I wear an open face helmet when riding my motorbike, I love the sense of immersion in the passing world, the scents that tell a constantly changing story. The events around me are told in smells of new ploughed earth, damp stubble or newly cut grass.
I was riding along when I glimpsed a black dot as it sped toward me, or rather I sped towards it at around fifty miles an hour. The next second I realised the dot had entered my helmet beside my temple, this was followed immediately by an excruciating pain. It was a wasp and it proceeded to sting me a number of times as I endeavoured to get a finger into my helmet and hook it out. When I could, I pulled off the road and made sure it was gone from my helmet lining. There was a temptation to curse all wasp-kind as my temple throbbed and I had visions of the poison entering my brain.
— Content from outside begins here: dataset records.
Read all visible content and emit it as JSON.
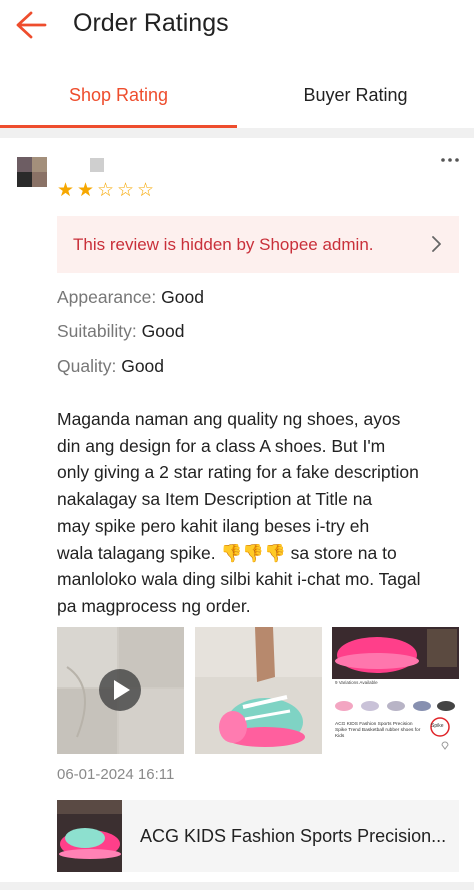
{
  "header": {
    "title": "Order Ratings",
    "back_icon": "arrow-left-icon"
  },
  "tabs": [
    {
      "label": "Shop Rating",
      "active": true
    },
    {
      "label": "Buyer Rating",
      "active": false
    }
  ],
  "colors": {
    "accent": "#ee4d2d",
    "star": "#f6a700",
    "hidden_text": "#c9303a",
    "hidden_bg": "#fdf0ee"
  },
  "review": {
    "rating": 2,
    "max_rating": 5,
    "hidden_notice": "This review is hidden by Shopee admin.",
    "attributes": [
      {
        "label": "Appearance:",
        "value": "Good"
      },
      {
        "label": "Suitability:",
        "value": "Good"
      },
      {
        "label": "Quality:",
        "value": "Good"
      }
    ],
    "text_lines": [
      "Maganda naman ang quality ng shoes, ayos",
      "din ang design for a class A shoes. But I'm",
      "only giving a 2 star rating for a fake description",
      "nakalagay sa Item Description at Title na",
      "may spike pero kahit ilang beses i-try eh",
      "wala talagang spike. 👎👎👎 sa store na to",
      "manloloko wala ding silbi kahit i-chat mo. Tagal",
      "pa magprocess ng order."
    ],
    "media": [
      {
        "type": "video",
        "icon": "play-icon"
      },
      {
        "type": "photo"
      },
      {
        "type": "screenshot",
        "variations_text": "9 Variations Available",
        "listing_title": "ACG KIDS Fashion Sports Precision Spike Trend Basketball rubber shoes for Kids",
        "circled_word": "Spike"
      }
    ],
    "timestamp": "06-01-2024 16:11"
  },
  "product": {
    "name": "ACG KIDS Fashion Sports Precision..."
  }
}
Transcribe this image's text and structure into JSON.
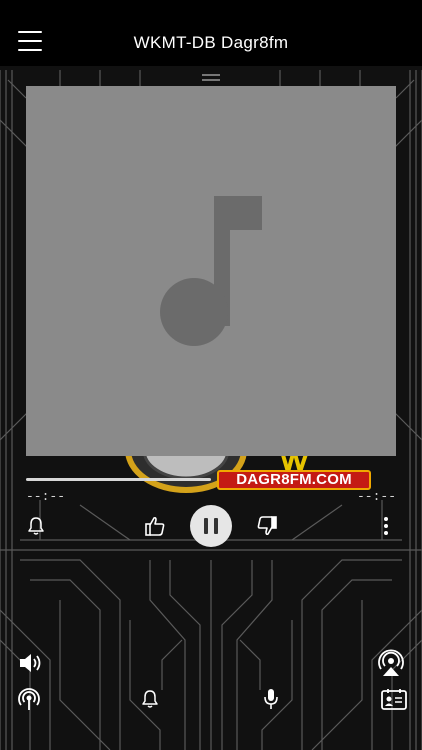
{
  "header": {
    "title": "WKMT-DB Dagr8fm",
    "menu_icon": "hamburger-menu-icon"
  },
  "artwork": {
    "placeholder_icon": "music-note-icon",
    "background_color": "#8a8a8a",
    "badge_text": "DAGR8FM.COM"
  },
  "player": {
    "elapsed": "--:--",
    "remaining": "--:--",
    "progress": 0.5,
    "state": "playing"
  },
  "controls": {
    "alarm_icon": "bell-icon",
    "like_icon": "thumbs-up-icon",
    "pause_icon": "pause-icon",
    "dislike_icon": "thumbs-down-icon",
    "more_icon": "more-vertical-icon"
  },
  "bottom_bar": {
    "volume_icon": "speaker-volume-icon",
    "airplay_icon": "airplay-icon",
    "podcast_icon": "broadcast-icon",
    "notify_icon": "bell-icon",
    "mic_icon": "microphone-icon",
    "contact_icon": "contact-card-icon"
  },
  "colors": {
    "background": "#111111",
    "header": "#000000",
    "badge_red": "#c41a14",
    "badge_gold": "#f0a800"
  }
}
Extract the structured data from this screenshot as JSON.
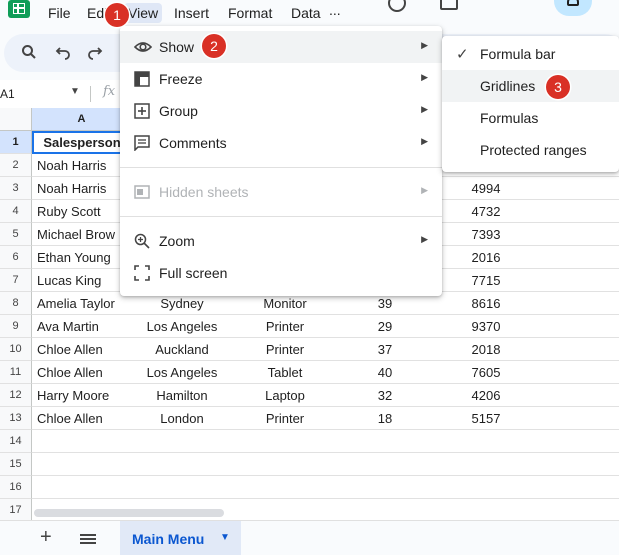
{
  "menubar": {
    "items": [
      "File",
      "Edit",
      "View",
      "Insert",
      "Format",
      "Data",
      "..."
    ]
  },
  "namebox": {
    "value": "A1",
    "fx": "fx"
  },
  "grid": {
    "column_a_header": "A",
    "row_numbers": [
      "1",
      "2",
      "3",
      "4",
      "5",
      "6",
      "7",
      "8",
      "9",
      "10",
      "11",
      "12",
      "13",
      "14",
      "15",
      "16",
      "17"
    ],
    "header_cell": "Salesperson",
    "col_a": [
      "Noah Harris",
      "Noah Harris",
      "Ruby Scott",
      "Michael Brow",
      "Ethan Young",
      "Lucas King",
      "Amelia Taylor",
      "Ava Martin",
      "Chloe Allen",
      "Chloe Allen",
      "Harry Moore",
      "Chloe Allen"
    ],
    "visible_rows": [
      {
        "b": "",
        "c": "",
        "d": "",
        "e": ""
      },
      {
        "b": "",
        "c": "",
        "d": "",
        "e": "4994"
      },
      {
        "b": "",
        "c": "",
        "d": "",
        "e": "4732"
      },
      {
        "b": "",
        "c": "",
        "d": "",
        "e": "7393"
      },
      {
        "b": "",
        "c": "",
        "d": "",
        "e": "2016"
      },
      {
        "b": "",
        "c": "",
        "d": "",
        "e": "7715"
      },
      {
        "b": "Sydney",
        "c": "Monitor",
        "d": "39",
        "e": "8616"
      },
      {
        "b": "Los Angeles",
        "c": "Printer",
        "d": "29",
        "e": "9370"
      },
      {
        "b": "Auckland",
        "c": "Printer",
        "d": "37",
        "e": "2018"
      },
      {
        "b": "Los Angeles",
        "c": "Tablet",
        "d": "40",
        "e": "7605"
      },
      {
        "b": "Hamilton",
        "c": "Laptop",
        "d": "32",
        "e": "4206"
      },
      {
        "b": "London",
        "c": "Printer",
        "d": "18",
        "e": "5157"
      }
    ]
  },
  "view_menu": {
    "items": [
      {
        "label": "Show",
        "icon": "eye-icon"
      },
      {
        "label": "Freeze",
        "icon": "freeze-icon"
      },
      {
        "label": "Group",
        "icon": "group-icon"
      },
      {
        "label": "Comments",
        "icon": "comment-icon"
      },
      {
        "label": "Hidden sheets",
        "icon": "hidden-sheets-icon"
      },
      {
        "label": "Zoom",
        "icon": "zoom-icon"
      },
      {
        "label": "Full screen",
        "icon": "fullscreen-icon"
      }
    ]
  },
  "show_submenu": {
    "items": [
      "Formula bar",
      "Gridlines",
      "Formulas",
      "Protected ranges"
    ]
  },
  "badges": [
    "1",
    "2",
    "3"
  ],
  "sheets": {
    "active": "Main Menu"
  },
  "colors": {
    "accent": "#0b57d0",
    "badge": "#d93025",
    "selection": "#1a73e8"
  }
}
But I reflected it wasn’t really its fault and they do have an important part to play in nature.
Those big wasps one finds in winter dozily tucked into rags in the garage or behind a curtain are queens, with the first warm kiss of spring they will awaken, though there is no prince to help them to start building their new castle. They chew wood and start their nests, as soon as a few rooms are complete they will lay the eggs they have carried all winter. The work is very hard and they need to feed on sugars from flowers or fruit but have little time to search whilst trying to get a successful colony going. In recent years warm winters have meant many wake up to early and cannot find enough sustenance to start a nest. The nest is produced by painstaking chewing of wood for the basis of their papier-mâché nest, and once the first grubs hatch feeding them with insects or carrion.
This is where the wasp is so useful, helping clean up dead animals, killing garden pests and fertilising flowers.
Soon the grubs can help her, they do this in two ways; firstly they break down the chitin in the insects she feeds them and feed her the free sugars that result, so she doesn’t need to spend so much time looking for food. Secondly they start chewing wood fragments she brings them and helping build the nest. Once she has hatched enough workers (all female) she becomes nest-bound to continue laying eggs whilst the workers work at nest building, nest cooling and grub feeding.
At a certain point between late summer and winter all the queen wasps decide to produce new queens and drones (males), wondrously they all hatch at the same time and mating swarms happen briefly. Now the old queen stops laying grubs and the workers are deprived of sustenance and start to starve, this is when they become a nuisance; diving into your jam sandwich or pint, desperate for sugar. Of course they and the old queen all die as winter comes, only a few of the tucked away sleeping princess in their beautiful gold and black gowns will make it through to be kissed by the Spring.